When I got out of the hospital I had a need to use a cane for a few weeks. The cane worked like a boot on a car for me, keeping me constantly mindful that I needed to sit down and not push. Right about late March, right as the whole world was shutting down everything fun, I was feeling all better and ready to bounce.

This advice will be most helpful for you if you have ever been sick or injured and you only rested because you were too sick/injured not to, but now you feel better and you want to bounce.

Don’t. Bounce.

I cleaned out closets, I scrubbed floors, I fixed that one drawer in the kitchen that was always sticking, I vacuumed my sofa and chairs, I cleaned out the AC vents, and I planned an incredible socially distanced graduation party for our senior. It’s not like I took up rock climbing. I was just living my life. But, looking back, really, I was living my life in increments of 2 days on, 3 days off. After six months of walking through a flare by running my gas tank to empty, only filling it halfway, running it back to empty, filling it up a quarter, back to fumes, etc, my feet went numb.

The flare that put me in the hospital in February had started with numb feet. In my mind, this could mean only one thing: the disease was progressing. While I waited for an MRI to confirm what was so obvious to me, I started to make plans for a possible repeat of the bone marrow transplant I had in 2012 that started my 8 year remission. I could see no other possible paths.

I had my MRI in early July and received shocking news. The MS showed to be stable. No new lesions. Old lesions from February were gone or much smaller.

In my head, I already had my head shaved and bags packed for another round of HSCT, but, suddenly I did a 180 and had to ask my doctor for his best possible advice for how I could get better. What medicine? What remedy? Steroids? Immunotherapy? Enya?

His answer: proper rest.

Have you ever heard such a thing? Proper rest? How is that different from the days I spent in bed, recovering from activity?

As it turns out, proper rest to help your body heal is only proper if you rest BEFORE you get tired at all. Did that just blow your mind like it did mine? You can fold a load of laundry AND proper rest, but that will likely mean that you fold four items, rest for five minutes, fold a few more, rest for five minutes, finish folding, rest for five minutes, tell someone else to come and put it away. It takes longer, but you can do that all day without ending up exhausted. And then, when you go to bed, not exhausted, your body will actually get restorative sleep. I know, right? So wild.

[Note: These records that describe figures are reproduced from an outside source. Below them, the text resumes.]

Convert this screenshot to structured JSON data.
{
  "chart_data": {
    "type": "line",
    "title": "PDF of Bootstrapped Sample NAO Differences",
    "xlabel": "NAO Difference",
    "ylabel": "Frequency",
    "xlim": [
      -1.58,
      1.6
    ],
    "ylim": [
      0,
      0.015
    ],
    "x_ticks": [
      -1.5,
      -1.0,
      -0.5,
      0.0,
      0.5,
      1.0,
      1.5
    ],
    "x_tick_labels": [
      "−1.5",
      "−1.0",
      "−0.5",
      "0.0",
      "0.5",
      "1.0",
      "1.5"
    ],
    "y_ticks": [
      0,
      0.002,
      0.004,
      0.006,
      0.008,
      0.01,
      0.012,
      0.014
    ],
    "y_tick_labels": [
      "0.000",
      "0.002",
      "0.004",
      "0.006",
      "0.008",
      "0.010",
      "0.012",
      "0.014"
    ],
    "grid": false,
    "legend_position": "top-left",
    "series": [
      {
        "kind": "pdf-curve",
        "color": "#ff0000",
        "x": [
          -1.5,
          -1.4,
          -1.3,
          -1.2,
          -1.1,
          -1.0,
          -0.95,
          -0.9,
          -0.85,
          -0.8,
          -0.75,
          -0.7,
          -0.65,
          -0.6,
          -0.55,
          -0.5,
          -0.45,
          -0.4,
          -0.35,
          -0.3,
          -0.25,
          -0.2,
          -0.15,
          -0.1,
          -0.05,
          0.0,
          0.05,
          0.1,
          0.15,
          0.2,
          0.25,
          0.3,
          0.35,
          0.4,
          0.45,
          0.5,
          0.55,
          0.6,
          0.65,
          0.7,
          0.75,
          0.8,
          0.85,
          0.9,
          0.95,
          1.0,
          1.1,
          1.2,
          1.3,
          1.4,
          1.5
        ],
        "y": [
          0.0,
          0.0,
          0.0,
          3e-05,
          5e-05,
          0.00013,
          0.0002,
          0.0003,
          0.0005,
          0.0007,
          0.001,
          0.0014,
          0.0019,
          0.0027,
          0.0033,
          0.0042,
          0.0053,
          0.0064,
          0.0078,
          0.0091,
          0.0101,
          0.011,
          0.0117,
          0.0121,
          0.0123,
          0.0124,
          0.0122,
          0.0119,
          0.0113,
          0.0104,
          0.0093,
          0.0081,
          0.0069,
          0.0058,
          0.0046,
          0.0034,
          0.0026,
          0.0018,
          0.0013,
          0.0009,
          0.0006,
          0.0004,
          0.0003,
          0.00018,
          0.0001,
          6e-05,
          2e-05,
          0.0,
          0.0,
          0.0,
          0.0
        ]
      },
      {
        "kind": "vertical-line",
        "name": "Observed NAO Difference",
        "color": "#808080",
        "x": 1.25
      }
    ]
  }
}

I have long made daily to do lists, but I recently modified to them to “to do ONLY” lists. It’s a lightly loaded list and I cannot add to it, no matter how fun, unless I take something out. Currently, I’d love to paint my toenails, but, it’s not on the list. I did put a visit to a neighborhood garage on today’s list, so that was nice. Maybe toenails tomorrow.

I am only a few days into this new resting like it’s my job lifestyle. I haven’t seen results in my health yet, but I feel awfully virtuous, so it must be working. I hope this has been very helpful. As always, you’re very welcome.